Across various locations in Albuquerque you can find similar stories, of places frequented by the locals that were used as settings in the critically aclaimed TV series. It's a game, of sorts, to watch each episode and try to recognize as many places as possible, what streets they're driving on, what buildings they're filming adjacent to, deconstructing the series geographically.
The New Yorker magazine article paints a realistic portrait of Albuquerque as a town riddled with anachronism, simultaneously friendly and frighteningly violent, virtual third-world, drug gang-infested hovels in close proximity with immaculately manicured middle class ranch home lawns of suburbia, sometimes within blocks of one other. It's the kind of place where the landscape is so vast that distances become telescoped in perspective, cultures overlapping in circles of influence, surrounded by emptiness that reaches to the horizon, and beyond.
I used to live in the southeast part of town, nicknamed the "Combat Zone" by locals, but relabeled, through political correctness, as The International District by the city government. It's a place you'd still want to avoid on a Friday or Saturday night, although I used to live directly next door to the Fair-N-Square market, mentioned in the New Yorker article as the site of a needle exchange program. Back then, we used to go there to buy cheap burritos and rotisserie chicken, while avoiding the advances of the crack-whores (or undercover cops) at the adjacent bus stop.

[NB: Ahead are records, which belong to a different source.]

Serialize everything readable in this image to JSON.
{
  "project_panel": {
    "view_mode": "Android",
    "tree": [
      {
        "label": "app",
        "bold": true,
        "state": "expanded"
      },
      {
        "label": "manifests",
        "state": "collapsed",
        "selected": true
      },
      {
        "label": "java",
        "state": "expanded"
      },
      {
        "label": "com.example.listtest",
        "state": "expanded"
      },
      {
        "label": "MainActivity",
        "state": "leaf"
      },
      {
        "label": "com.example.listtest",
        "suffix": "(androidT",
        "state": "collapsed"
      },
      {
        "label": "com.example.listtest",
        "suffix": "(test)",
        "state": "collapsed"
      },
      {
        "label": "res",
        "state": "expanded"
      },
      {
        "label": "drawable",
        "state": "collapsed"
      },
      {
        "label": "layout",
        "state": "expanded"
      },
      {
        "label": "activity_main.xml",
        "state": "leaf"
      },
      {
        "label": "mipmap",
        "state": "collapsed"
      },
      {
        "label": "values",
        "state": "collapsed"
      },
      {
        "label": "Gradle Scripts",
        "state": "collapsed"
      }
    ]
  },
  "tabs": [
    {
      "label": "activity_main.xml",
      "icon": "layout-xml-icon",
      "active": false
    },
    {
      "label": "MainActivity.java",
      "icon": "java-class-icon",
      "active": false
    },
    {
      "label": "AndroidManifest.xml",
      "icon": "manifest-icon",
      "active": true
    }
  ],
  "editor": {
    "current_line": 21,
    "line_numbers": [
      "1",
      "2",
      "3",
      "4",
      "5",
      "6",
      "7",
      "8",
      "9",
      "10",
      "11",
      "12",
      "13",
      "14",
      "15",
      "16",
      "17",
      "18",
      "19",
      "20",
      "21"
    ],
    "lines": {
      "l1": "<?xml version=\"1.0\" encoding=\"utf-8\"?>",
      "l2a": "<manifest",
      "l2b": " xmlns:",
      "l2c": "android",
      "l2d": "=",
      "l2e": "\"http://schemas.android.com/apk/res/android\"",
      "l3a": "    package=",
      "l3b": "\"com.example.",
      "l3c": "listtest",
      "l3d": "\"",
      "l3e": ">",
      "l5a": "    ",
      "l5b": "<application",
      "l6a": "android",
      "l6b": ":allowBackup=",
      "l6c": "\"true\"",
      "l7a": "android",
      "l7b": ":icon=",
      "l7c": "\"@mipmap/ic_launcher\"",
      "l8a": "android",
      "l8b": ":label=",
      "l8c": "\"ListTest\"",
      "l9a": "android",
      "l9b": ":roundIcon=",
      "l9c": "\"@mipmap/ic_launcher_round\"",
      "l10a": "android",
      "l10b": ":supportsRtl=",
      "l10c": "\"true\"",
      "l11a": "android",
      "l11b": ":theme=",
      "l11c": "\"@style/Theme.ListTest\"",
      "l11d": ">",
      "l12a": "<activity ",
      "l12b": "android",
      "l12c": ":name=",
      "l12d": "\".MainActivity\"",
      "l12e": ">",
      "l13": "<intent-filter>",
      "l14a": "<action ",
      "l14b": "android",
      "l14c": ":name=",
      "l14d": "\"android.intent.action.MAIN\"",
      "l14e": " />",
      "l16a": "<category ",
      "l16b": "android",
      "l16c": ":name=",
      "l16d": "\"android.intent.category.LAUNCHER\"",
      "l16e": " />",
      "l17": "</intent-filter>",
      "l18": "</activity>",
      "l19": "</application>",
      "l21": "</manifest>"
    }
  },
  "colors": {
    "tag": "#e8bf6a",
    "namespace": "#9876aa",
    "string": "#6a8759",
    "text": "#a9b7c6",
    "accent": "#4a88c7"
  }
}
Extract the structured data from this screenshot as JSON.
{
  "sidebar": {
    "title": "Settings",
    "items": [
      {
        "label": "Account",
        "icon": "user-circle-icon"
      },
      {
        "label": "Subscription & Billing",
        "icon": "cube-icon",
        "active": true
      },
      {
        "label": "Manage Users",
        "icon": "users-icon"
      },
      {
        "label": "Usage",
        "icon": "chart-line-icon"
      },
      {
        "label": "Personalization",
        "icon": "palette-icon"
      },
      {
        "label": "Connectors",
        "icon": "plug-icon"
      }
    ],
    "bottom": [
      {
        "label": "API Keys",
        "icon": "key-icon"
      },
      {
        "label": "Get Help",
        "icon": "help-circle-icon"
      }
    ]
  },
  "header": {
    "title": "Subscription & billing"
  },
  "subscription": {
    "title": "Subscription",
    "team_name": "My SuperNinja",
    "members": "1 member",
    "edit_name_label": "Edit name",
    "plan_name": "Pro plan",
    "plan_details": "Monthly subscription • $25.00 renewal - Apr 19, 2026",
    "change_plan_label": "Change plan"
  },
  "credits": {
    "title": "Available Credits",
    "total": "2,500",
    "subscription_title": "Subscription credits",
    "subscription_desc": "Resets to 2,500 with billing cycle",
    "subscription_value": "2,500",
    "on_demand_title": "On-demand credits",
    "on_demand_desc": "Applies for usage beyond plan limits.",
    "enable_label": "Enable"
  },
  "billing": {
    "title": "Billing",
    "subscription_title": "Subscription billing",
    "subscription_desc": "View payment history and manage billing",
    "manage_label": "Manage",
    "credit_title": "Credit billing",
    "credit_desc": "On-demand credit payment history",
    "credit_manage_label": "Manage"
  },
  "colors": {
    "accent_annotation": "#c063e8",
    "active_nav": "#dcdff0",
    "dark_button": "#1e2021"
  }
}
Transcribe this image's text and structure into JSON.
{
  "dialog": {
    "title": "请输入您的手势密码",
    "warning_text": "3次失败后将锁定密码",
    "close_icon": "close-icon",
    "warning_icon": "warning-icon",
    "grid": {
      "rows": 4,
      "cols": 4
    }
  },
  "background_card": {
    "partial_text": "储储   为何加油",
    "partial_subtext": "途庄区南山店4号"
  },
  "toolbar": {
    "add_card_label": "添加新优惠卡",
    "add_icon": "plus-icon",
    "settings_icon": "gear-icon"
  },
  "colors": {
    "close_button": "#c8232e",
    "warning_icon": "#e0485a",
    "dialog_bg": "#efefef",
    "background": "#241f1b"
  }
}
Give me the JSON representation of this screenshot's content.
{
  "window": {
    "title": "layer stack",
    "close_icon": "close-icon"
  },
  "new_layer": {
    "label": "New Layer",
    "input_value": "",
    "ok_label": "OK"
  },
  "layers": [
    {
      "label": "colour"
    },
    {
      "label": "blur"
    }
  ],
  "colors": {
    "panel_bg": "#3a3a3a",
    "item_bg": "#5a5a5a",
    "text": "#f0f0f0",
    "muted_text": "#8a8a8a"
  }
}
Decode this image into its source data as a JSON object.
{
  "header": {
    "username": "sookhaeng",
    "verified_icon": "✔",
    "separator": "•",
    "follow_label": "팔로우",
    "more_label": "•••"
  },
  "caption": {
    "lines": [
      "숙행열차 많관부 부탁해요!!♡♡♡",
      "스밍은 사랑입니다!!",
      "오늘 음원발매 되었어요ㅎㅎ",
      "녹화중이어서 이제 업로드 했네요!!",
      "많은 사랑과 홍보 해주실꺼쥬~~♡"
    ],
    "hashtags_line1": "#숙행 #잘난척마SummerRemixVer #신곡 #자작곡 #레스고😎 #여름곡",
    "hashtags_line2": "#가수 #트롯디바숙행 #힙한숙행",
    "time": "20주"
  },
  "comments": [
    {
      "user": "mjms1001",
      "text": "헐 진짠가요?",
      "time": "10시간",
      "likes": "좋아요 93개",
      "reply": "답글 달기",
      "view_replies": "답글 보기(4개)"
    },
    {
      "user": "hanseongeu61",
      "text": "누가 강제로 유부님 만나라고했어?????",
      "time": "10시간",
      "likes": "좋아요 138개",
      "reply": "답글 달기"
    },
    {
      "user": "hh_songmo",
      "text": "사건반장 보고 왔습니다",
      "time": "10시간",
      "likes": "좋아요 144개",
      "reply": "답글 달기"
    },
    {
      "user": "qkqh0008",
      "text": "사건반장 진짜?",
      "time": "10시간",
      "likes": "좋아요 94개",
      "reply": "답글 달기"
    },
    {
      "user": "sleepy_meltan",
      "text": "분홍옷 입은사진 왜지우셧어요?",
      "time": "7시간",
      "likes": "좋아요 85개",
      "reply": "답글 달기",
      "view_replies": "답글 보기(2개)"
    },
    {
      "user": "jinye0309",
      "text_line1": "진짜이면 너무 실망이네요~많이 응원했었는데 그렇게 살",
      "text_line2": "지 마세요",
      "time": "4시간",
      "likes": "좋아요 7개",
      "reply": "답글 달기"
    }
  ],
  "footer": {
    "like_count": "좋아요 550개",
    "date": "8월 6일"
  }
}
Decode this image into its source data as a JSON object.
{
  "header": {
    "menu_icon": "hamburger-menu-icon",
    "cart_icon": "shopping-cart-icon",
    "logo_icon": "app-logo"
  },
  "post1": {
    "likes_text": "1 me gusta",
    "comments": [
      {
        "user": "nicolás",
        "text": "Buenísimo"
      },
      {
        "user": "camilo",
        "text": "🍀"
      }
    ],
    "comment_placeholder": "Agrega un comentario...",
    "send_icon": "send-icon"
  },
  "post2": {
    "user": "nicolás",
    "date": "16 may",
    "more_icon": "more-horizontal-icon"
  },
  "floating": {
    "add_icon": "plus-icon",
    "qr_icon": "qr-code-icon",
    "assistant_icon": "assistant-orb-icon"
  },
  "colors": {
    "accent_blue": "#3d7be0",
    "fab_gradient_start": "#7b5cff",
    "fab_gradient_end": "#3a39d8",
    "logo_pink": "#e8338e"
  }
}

We, my wife and I, as well as many fans of the show, will be enjoying these last eight episodes in the series, wondering how it's all going to end, speculating on the clues given up in last season's episodes, wondering if Walter White - Heisenberg - will get his just deserts, or if justice will once again be thwarted, perhaps even secretly rooting for this villianous protagonist who started off as such a meek and milktoast wallflower.
Now, the production of the series has ended and the actors and film crews of Breaking Bad have moved on to bigger and better things, perhaps, and little old Albuquerque will have to live with its legacy of a violent frontier town, on the interstitial between two worlds, propped up by its reputation on the fictional series that's closer to home than one might otherwise think.